London Underground sign behind closed gates Image copyright PA
Image caption The drivers' union Aslef is also balloting its members for strikes with the result due on Thursday

Drivers on London's Night Tube have voted to strike in a row over jobs.

Members of the Rail, Maritime and Transport (RMT) union voted 96% in favour of beginning industrial action.

The union said drivers on the new weekend service, which launched in August, were being blocked from applying for full-time jobs.

A London Underground spokesman said the service had been running in line with agreements reached with the unions and urged the RMT to continue talks.

'Senseless and damaging'

Unions say Night Tube drivers have been prevented from moving into vacant full-time positions for at least 18 months and do not qualify for overtime pay because they only work 16 hours a week.

RMT general secretary Mick Cash said: "It is outrageous that London Underground have decided to discriminate against their Night Tube drivers.

"This is a senseless and damaging policy that picks out one group of staff for negative treatment and of course the drivers are angry and that is why our members have voted overwhelmingly for action."

The drivers' union Aslef is also balloting its members for strikes, with the result due on Thursday.

PCSOs threaten strike

"Night Tube services have been running since August last year in line with agreements reached with the unions.
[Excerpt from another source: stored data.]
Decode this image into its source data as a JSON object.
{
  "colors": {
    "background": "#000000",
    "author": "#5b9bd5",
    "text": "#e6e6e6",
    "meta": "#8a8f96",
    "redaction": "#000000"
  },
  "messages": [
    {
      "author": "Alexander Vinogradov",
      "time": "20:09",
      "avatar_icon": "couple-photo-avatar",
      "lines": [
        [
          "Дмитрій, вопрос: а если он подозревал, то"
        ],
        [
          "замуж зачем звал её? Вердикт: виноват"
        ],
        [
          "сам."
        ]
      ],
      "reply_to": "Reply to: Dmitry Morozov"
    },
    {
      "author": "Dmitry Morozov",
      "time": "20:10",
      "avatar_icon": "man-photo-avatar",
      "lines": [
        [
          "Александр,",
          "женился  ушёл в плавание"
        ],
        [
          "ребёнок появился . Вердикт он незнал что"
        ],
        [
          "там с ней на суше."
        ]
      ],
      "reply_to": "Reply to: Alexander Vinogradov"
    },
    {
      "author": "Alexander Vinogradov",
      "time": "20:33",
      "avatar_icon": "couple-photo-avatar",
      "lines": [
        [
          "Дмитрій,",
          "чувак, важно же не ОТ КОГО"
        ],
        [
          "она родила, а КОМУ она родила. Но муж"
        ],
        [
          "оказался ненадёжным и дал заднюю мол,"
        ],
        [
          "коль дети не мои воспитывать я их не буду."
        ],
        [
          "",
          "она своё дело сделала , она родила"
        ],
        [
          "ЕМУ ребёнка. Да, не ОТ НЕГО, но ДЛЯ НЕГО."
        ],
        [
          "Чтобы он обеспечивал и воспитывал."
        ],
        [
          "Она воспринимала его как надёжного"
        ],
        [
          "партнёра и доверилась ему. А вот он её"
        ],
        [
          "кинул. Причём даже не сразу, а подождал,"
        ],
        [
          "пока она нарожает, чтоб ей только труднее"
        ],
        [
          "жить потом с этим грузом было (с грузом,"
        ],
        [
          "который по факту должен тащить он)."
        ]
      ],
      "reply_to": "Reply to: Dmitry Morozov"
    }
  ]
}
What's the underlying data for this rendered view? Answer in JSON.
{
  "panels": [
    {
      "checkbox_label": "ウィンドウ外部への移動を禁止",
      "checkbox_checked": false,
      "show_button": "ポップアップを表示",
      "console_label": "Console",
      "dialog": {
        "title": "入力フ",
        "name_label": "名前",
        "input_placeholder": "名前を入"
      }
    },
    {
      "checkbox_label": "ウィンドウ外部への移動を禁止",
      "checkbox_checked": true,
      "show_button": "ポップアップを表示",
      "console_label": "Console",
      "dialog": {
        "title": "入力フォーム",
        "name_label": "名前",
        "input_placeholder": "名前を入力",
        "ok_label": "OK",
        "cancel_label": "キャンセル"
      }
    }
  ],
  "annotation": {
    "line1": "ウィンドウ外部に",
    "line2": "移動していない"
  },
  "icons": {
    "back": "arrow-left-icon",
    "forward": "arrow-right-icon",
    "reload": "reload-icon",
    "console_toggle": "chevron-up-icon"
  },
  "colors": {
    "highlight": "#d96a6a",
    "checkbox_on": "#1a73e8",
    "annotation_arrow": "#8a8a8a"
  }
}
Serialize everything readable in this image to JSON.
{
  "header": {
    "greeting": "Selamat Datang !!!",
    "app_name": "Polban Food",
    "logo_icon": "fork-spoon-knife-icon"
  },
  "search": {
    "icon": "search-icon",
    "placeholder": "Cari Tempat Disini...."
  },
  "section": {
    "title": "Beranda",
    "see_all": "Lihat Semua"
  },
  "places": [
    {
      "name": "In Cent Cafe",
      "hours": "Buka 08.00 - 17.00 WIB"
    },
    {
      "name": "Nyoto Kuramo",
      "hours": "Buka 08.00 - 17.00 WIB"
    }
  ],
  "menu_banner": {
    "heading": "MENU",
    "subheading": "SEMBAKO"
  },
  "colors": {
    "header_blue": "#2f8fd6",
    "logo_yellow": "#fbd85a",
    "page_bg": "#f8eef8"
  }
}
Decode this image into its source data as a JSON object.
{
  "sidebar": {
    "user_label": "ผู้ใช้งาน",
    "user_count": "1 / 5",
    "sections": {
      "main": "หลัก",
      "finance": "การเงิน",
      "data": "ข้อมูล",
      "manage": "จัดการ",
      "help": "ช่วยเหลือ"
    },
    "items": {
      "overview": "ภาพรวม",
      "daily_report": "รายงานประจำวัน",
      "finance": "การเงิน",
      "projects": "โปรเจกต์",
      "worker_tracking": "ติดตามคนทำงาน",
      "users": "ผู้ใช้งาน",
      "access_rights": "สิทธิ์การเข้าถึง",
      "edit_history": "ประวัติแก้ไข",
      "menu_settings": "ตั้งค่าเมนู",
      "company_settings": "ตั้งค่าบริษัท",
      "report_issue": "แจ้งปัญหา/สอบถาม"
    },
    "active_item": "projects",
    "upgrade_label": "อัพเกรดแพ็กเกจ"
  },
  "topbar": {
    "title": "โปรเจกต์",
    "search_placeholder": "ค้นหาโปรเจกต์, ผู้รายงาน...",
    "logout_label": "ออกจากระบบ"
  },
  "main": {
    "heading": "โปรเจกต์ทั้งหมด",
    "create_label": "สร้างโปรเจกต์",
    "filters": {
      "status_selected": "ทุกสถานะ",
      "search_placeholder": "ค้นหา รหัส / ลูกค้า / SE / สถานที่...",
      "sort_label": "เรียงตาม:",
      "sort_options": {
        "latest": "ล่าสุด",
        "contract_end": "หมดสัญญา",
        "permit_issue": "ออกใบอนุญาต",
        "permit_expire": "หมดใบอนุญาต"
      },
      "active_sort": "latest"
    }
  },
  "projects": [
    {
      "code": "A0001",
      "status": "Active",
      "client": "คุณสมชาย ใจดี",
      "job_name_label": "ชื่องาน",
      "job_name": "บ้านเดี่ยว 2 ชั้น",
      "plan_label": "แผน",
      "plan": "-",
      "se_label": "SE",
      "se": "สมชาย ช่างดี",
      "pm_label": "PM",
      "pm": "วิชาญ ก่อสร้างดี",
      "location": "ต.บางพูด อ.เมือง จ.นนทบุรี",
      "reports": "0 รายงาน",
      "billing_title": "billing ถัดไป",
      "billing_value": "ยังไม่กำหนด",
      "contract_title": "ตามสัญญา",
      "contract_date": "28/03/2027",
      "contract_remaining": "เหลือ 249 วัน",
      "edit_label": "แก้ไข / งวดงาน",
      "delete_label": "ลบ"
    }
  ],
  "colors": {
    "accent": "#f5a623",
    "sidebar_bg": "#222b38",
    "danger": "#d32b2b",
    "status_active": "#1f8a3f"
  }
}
We've met with the RMT to discuss and resolve the new issues that they have.

"We have invited the RMT to more talks later this week and I encourage them to continue discussions with us rather than threaten industrial action."

Separately, Police Community Support Officers (PCSOs) on the Tube are also threatening strike action because of shift pattern changes that could leave them stranded.

British Transport Police (BTP) wants a third of all shifts to end at 01:00 in response to "changing policing needs".

The TSSA union said a late finish meant many PCSOs would have no safe route home on public transport after work.

BTP said it was in talks with the TSSA.